Fuller's earnings up

10 June 2016 07:16

Fuller, Smith & Turner's adjusted profit before tax rose 12% to £40.9 million in the 52 weeks to 26 March.

Adjusted earnings per share were up 13% to 58.35p; revenue increased by 9% to £350.5 million and EBITDA rose by 11% to £65.0 million.

The total annual dividend is up 8% to 17.90p (2015: 16.60p) and statutory profit after tax rose 17% to £33.0 million.

Chief Executive Simon Emeny said: "It has been another outstanding year for the Company and I am delighted to be reporting an excellent set of results, particularly in the largest part of our business - our Managed Pubs and Hotels. We are seeing the rewards of our continued investment programme and the emphasis we have placed on recruiting, developing, rewarding and promoting the best people. We do this to ensure that across the business we are giving industry-leading service.
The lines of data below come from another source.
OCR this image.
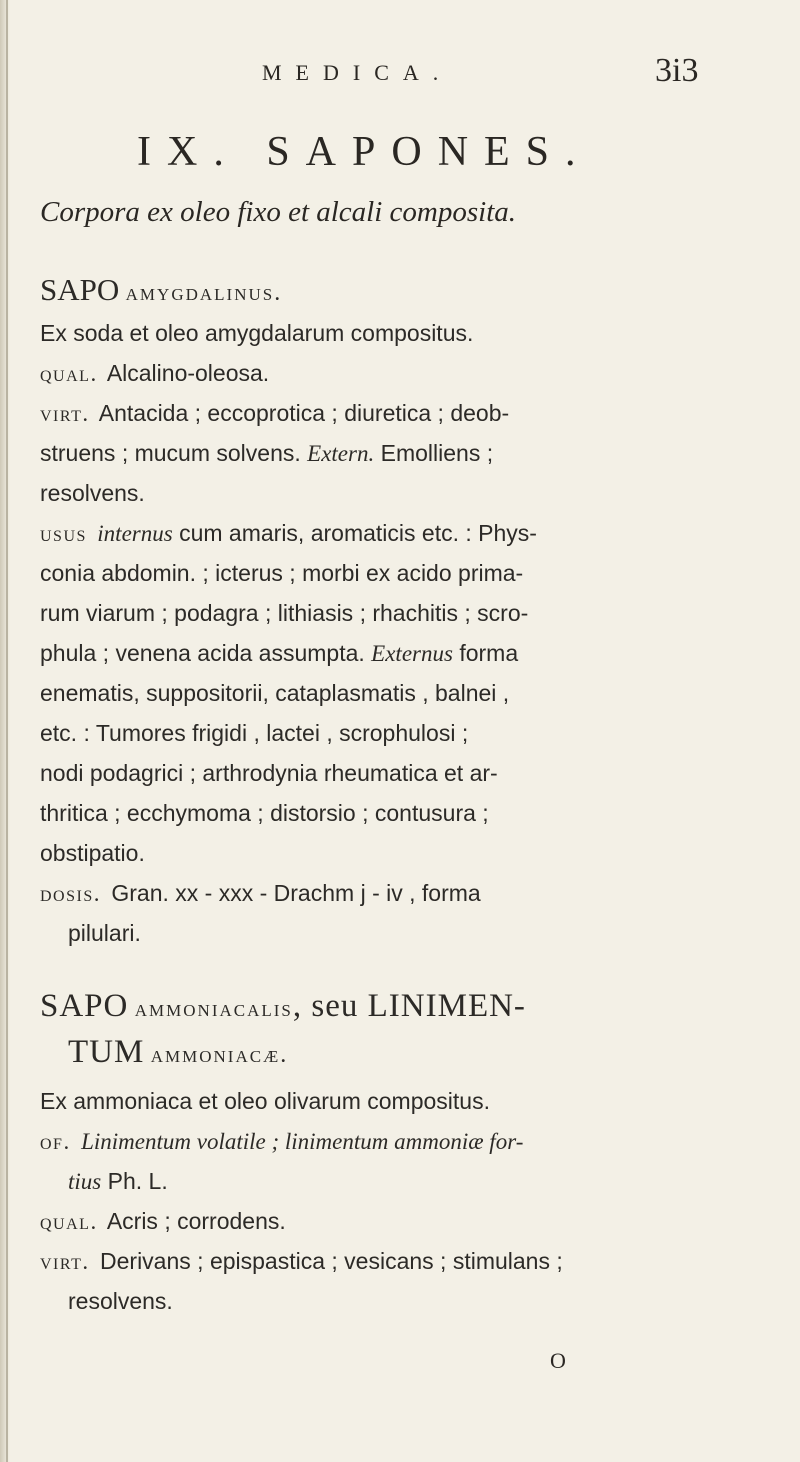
MEDICA.	3i3
IX. SAPONES.
Corpora ex oleo fixo et alcali composita.
SAPO amygdalinus.
Ex soda et oleo amygdalarum compositus.
qual. Alcalino-oleosa.
virt. Antacida ; eccoprotica ; diuretica ; deob-
struens ; mucum solvens. Extern. Emolliens ;
resolvens.
usus internus cum amaris, aromaticis etc. : Phys-
conia abdomin. ; icterus ; morbi ex acido prima-
rum viarum ; podagra ; lithiasis ; rhachitis ; scro-
phula ; venena acida assumpta. Externus forma
enematis, suppositorii, cataplasmatis , balnei ,
etc. : Tumores frigidi , lactei , scrophulosi ;
nodi podagrici ; arthrodynia rheumatica et ar-
thritica ; ecchymoma ; distorsio ; contusura ;
obstipatio.
dosis. Gran. xx - xxx - Drachm j - iv , forma
pilulari.
SAPO ammoniacalis, seu LINIMEN-
TUM ammoniacæ.
Ex ammoniaca et oleo olivarum compositus.
of. Linimentum volatile ; linimentum ammoniæ for-
tius Ph. L.
qual. Acris ; corrodens.
virt. Derivans ; epispastica ; vesicans ; stimulans ;
resolvens.
O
"Our long-term approach is underpinned by a consistent strategy, but we continue to seek new, exciting opportunities to build our business further - keeping the Brewery as our beating heart. We have purchased pubs in geographical areas where we have previously lacked a presence, introduced new premium brands that the consumers of today and tomorrow are seeking out and continued to develop our pub designs and the quality and creativity of our menus.

"Our business is in excellent shape and it has been a solid start to the year. Like for like sales in our Managed Pubs and Hotels for the first 10 weeks of the new financial year are up by 2.7% against strong comparatives from last year. Over the same period, like for like profits in our Tenanted Inns are down by 2% and beer and cider volumes have decreased by 5%.

"The economy is difficult to read with the European referendum imminent, but while it is important to be aware of the external environment, we will continue with the exciting plans we have in place and our long-term perspective gives us the flexibility to react accordingly.

"We will further invest in training our people and we will also be investing a record amount in refurbishing our existing estate, putting more focus on our delicious fresh food and continuing to attract new customers to our pubs. We have already completed seven major schemes in this current financial year including The Harpenden Arms in Harpenden, The Drayton Court in Ealing and The Ox Row in Salisbury, and four more are underway as of today with many others soon to follow. In addition, since the year end, we have purchased an additional 25% of The Stable, taking our stake to 76%.

"As we look forward to the year ahead, we know that our long-term strategy, combined with the vision to address the needs of our customers and consumers of the future, will keep Fuller's on the path of growth. By continuing to invest in our assets, our brands and, most importantly, our employees, we will continue to build a Fuller's that delivers outstanding service to our customers, excellent careers for our people and good returns for our shareholders."